Tableau synthétique comparant 3 scénarios financiers (conservateur / probable / ambitieux) :

Scénario 🚦 CA 12 mois 💶 Marge nette (%) 📉 Trésorerie finale (€) 💰
Conservateur 😌 10 000 25% 2 000
Probable 👍 25 000 35% 6 500
Ambitieux 🚀 50 000 40% 18 000

Pour construire des chiffres fiables, partir d’hypothèses mesurables : nombre de leads par mois, taux de conversion, prix moyen, coûts fixes. Dans le cas d’Aude, la participation à deux salons et l’organisation de 4 webinars dans l’année constituent les principales sources de leads. Le business plan inclut un tableau de bord mensuel (KPI board) qui suit ces paramètres et permet d’ajuster les efforts marketing. C’est cette approche chiffrée qui transforme un événement en actif : on mesure le coût du stand, le nombre de leads et la valeur attendue par lead. Ce sont des chiffres concrets pour décider d’un investissement MICE futur.

Exemple terrain : un séminaire de lancement pour une offre digitale peut générer du lead mais aussi du contenu (replays, témoignages) utilisable en nurturing. Prévoir un mini-plan pour recycler ce contenu : extrait d’une heure → 3 vidéos courtes → 6 posts LinkedIn → 1 newsletter. Ce recyclage augmente la durée de vie commerciale de l’événement.

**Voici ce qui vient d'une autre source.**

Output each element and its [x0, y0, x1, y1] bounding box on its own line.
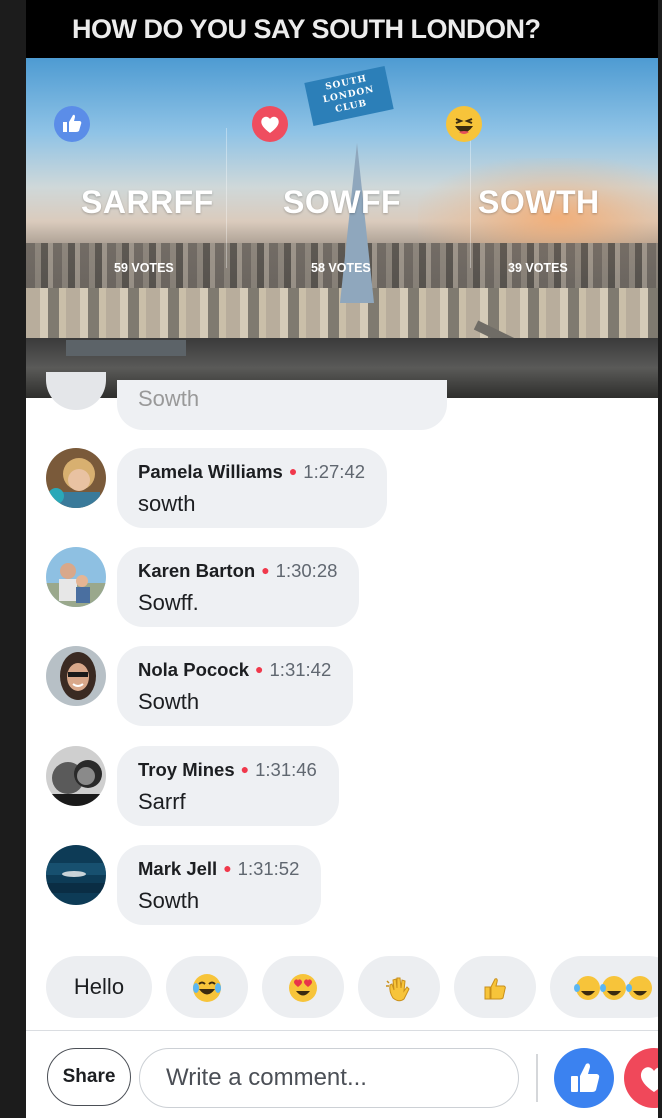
- live-dot-icon: ●: [240, 761, 250, 777]
- avatar[interactable]: [46, 746, 106, 806]
- comment-text: Sowth: [138, 689, 200, 714]
- comment-timestamp[interactable]: 1:27:42: [303, 461, 365, 482]
- live-video-panel: HOW DO YOU SAY SOUTH LONDON? SOUTH LONDO…: [26, 0, 658, 1118]
- commenter-name[interactable]: Mark Jell: [138, 858, 217, 879]
- thumbs-up-emoji-icon: [484, 978, 506, 1000]
- comment-bubble: Troy Mines ● 1:31:46 Sarrf: [117, 746, 339, 826]
- live-dot-icon: ●: [223, 860, 232, 876]
- comment: Pamela Williams ● 1:27:42 sowth: [26, 448, 658, 528]
- quick-reply-emoji[interactable]: [166, 956, 248, 1018]
- video-title-bar: HOW DO YOU SAY SOUTH LONDON?: [26, 0, 658, 58]
- video-title: HOW DO YOU SAY SOUTH LONDON?: [72, 14, 541, 44]
- commenter-name[interactable]: Nola Pocock: [138, 659, 249, 680]
- love-icon: [640, 1067, 658, 1092]
- quick-reply-hello[interactable]: Hello: [46, 956, 152, 1018]
- comment-timestamp[interactable]: 1:30:28: [276, 560, 338, 581]
- comment-timestamp[interactable]: 1:31:46: [255, 759, 317, 780]
- quick-reply-emoji[interactable]: [550, 956, 658, 1018]
- comment: Troy Mines ● 1:31:46 Sarrf: [26, 746, 658, 826]
- column-divider: [470, 128, 471, 268]
- love-reaction-button[interactable]: [624, 1048, 658, 1108]
- vote-count: 58 VOTES: [311, 261, 371, 275]
- shard-tower: [340, 143, 374, 303]
- live-dot-icon: ●: [288, 463, 298, 479]
- divider: [536, 1054, 538, 1102]
- comment-bubble: Pamela Williams ● 1:27:42 sowth: [117, 448, 388, 528]
- share-button[interactable]: Share: [47, 1048, 131, 1106]
- tears-of-joy-emoji-icon: [193, 974, 221, 1003]
- haha-icon: [446, 106, 482, 142]
- comment-bubble: Nola Pocock ● 1:31:42 Sowth: [117, 646, 354, 726]
- comment: Karen Barton ● 1:30:28 Sowff.: [26, 547, 658, 627]
- commenter-name[interactable]: Karen Barton: [138, 560, 255, 581]
- love-icon: [252, 106, 288, 142]
- south-london-club-logo: SOUTH LONDON CLUB: [304, 65, 394, 127]
- comment-text: Sowth: [138, 888, 200, 913]
- comment-bubble: Mark Jell ● 1:31:52 Sowth: [117, 845, 322, 925]
- comment-bubble: Karen Barton ● 1:30:28 Sowff.: [117, 547, 360, 627]
- option-name: SOWTH: [478, 184, 600, 220]
- avatar[interactable]: [46, 845, 106, 905]
- comment-input[interactable]: [139, 1048, 519, 1108]
- vote-count: 39 VOTES: [508, 261, 568, 275]
- quick-reply-label: Hello: [73, 974, 125, 999]
- comment-timestamp[interactable]: 1:31:42: [270, 659, 332, 680]
- quick-reply-emoji[interactable]: [454, 956, 536, 1018]
- live-dot-icon: ●: [261, 562, 270, 578]
- vote-count: 59 VOTES: [114, 261, 174, 275]
- live-dot-icon: ●: [255, 661, 264, 677]
- comment: Nola Pocock ● 1:31:42 Sowth: [26, 646, 658, 726]
- comment-timestamp[interactable]: 1:31:52: [238, 858, 300, 879]
- option-name: SOWFF: [283, 184, 402, 220]
- commenter-name[interactable]: Pamela Williams: [138, 461, 283, 482]
- avatar[interactable]: [46, 547, 106, 607]
- option-name: SARRFF: [81, 184, 214, 220]
- column-divider: [226, 128, 227, 268]
- heart-eyes-emoji-icon: [289, 974, 317, 1003]
- quick-reply-emoji[interactable]: [262, 956, 344, 1018]
- like-icon: [571, 1063, 600, 1092]
- commenter-name[interactable]: Troy Mines: [138, 759, 235, 780]
- comment-text: Sowff.: [138, 590, 199, 615]
- comment-text: Sarrf: [138, 789, 186, 814]
- triple-tears-of-joy-emoji-icon: [574, 976, 652, 1001]
- avatar[interactable]: [46, 646, 106, 706]
- quick-reply-emoji[interactable]: [358, 956, 440, 1018]
- avatar[interactable]: [46, 448, 106, 508]
- like-icon: [54, 106, 90, 142]
- comment-text: sowth: [138, 491, 196, 516]
- like-reaction-button[interactable]: [554, 1048, 614, 1108]
- waving-hand-emoji-icon: [386, 977, 410, 1002]
- divider: [26, 1030, 658, 1031]
- comment: Mark Jell ● 1:31:52 Sowth: [26, 845, 658, 925]
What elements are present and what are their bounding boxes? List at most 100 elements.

Outils pratiques : un tableau Excel/Google Sheet avec le modèle financier, un modèle de prévision de trésorerie sur 12 mois, et une checklist marketing 90 jours. Pour des ressources complémentaires sur le lancement sans erreurs, consulter cet article. Pour des idées de monétisation en ligne, voir méthodes efficaces.

Micro-action (20 minutes) : rédige un résumé opérationnel (3 phrases) et remplis la première colonne de ton tableau de trésorerie avec tes dépenses fixes mensuelles.

Insight : un business plan court et chiffré vaut mieux qu’un long document théorique : il doit permettre des décisions rapides.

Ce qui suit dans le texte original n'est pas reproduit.